Mystical Golf
- Interactive map of Mystical Golf
- 33°46′23″N 78°57′40″W﻿ / ﻿33.773°N 78.961°W

Club information
- Location: Myrtle Beach, South Carolina, United States
- Established: 1989 (first course opened)
- Type: Resort
- Owner: Claude Pardue
- Website: Official website
- Designed by: Dan Maples

= Mystical Golf =

Mystical Golf is a golf resort located in Myrtle Beach, South Carolina, developed and operated by Claude Pardue.
The resort has multiple golf courses and is best known for its three 18-hole championship layouts.

== Courses ==
Mystical Golf's courses were designed by golf course architect Dan Maples.
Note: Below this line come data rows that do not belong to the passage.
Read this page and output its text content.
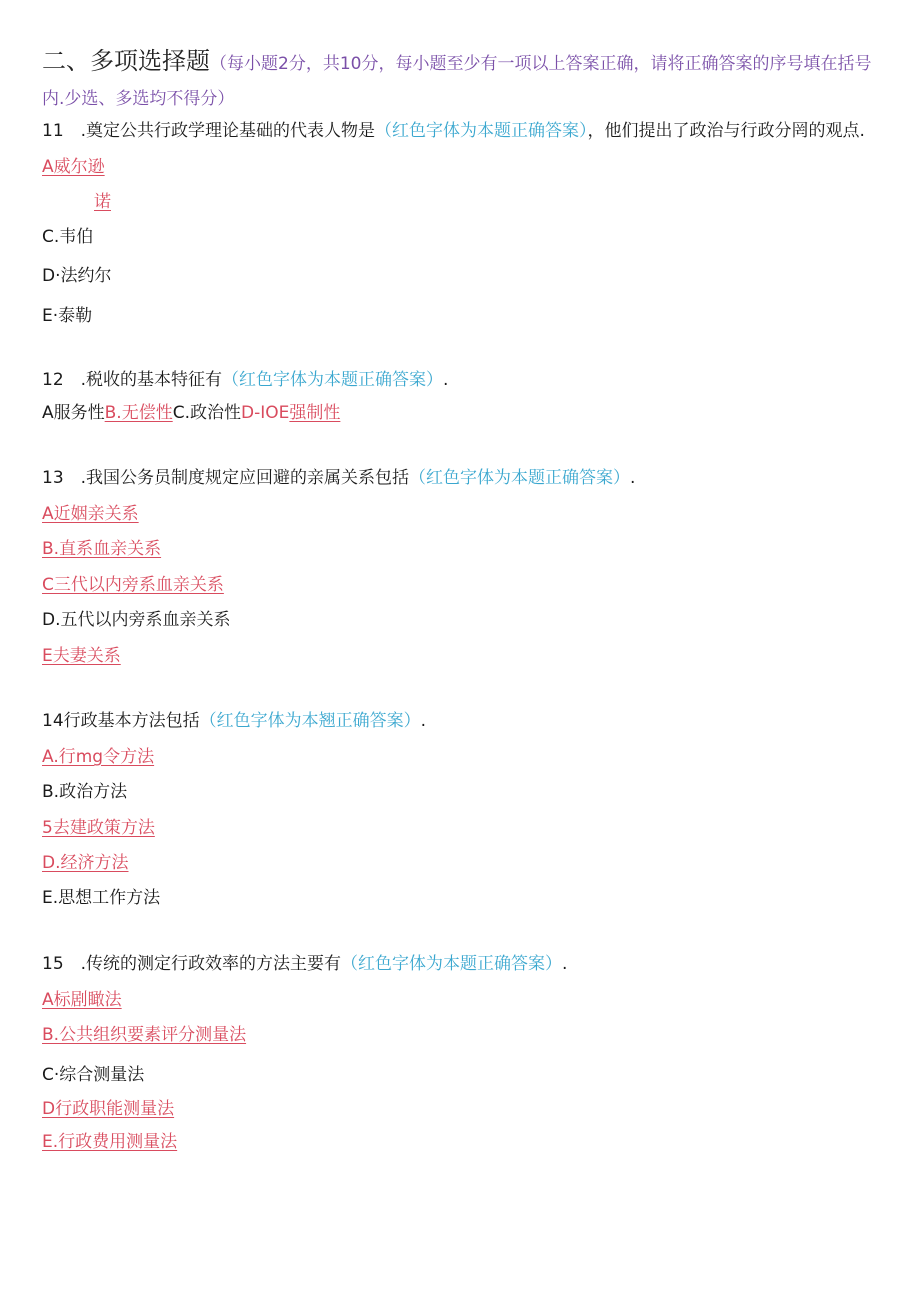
二、多项选择题（每小题2分，共10分，每小题至少有一项以上答案正确，请将正确答案的序号填在括号
内.少选、多选均不得分）
11　.奠定公共行政学理论基础的代表人物是（红色字体为本题正确答案），他们提出了政治与行政分罔的观点.
A威尔逊
诺
C.韦伯
D·法约尔
E·泰勒
12　.税收的基本特征有（红色字体为本题正确答案）.
A服务性B.无偿性C.政治性D-IOE强制性
13　.我国公务员制度规定应回避的亲属关系包括（红色字体为本题正确答案）.
A近姻亲关系
B.直系血亲关系
C三代以内旁系血亲关系
D.五代以内旁系血亲关系
E夫妻关系
14行政基本方法包括（红色字体为本翘正确答案）.
A.行mg令方法
B.政治方法
5去建政策方法
D.经济方法
E.思想工作方法
15　.传统的测定行政效率的方法主要有（红色字体为本题正确答案）.
A标剧瞰法
B.公共组织要素评分测量法
C·综合测量法
D行政职能测量法
E.行政费用测量法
The courses were built west of the Intracoastal Waterway near U.S. Route 501 during the early development of the Carolina Forest area.

| Course | Architect | Year opened | Yardage (championship tees) | Slope rating | Notable design features | Recognition |
|---|---|---|---|---|---|---|
| The Witch | Dan Maples | 1989 | 6,796 yards | 133 | Built within wetlands and forested areas; approximately 4,000 feet of bridges between holes; elevation changes | Four-and-a-half-star rating from Golf Digest |
| Man-O-War Golf Club | Dan Maples | 1996 | ~7,000 yards | 141 | Water hazards on every hole; consecutive island greens (holes 14 and 15) | Four-star rating from Golf Digest; named Golf Course of the Year (2017) by the Myrtle Beach Area Golf Course Owners Association |
| The Wizard | Dan Maples | 1996 | — | — | Wide fairways; sod-faced bunkers; water features on closing holes | Four-star rating from Golf Digest |

== Operations ==
From 2003 to 2017, day-to-day operations of Mystical Golf were overseen by chief operating officer Elwin Miles.

In the 1990s, Mystical Golf's courses experienced high usage, with annual rounds per course exceeding 60,000. In subsequent years, participation declined across the Myrtle Beach area, and play at Mystical Golf facilities decreased to about 40,000 rounds annually.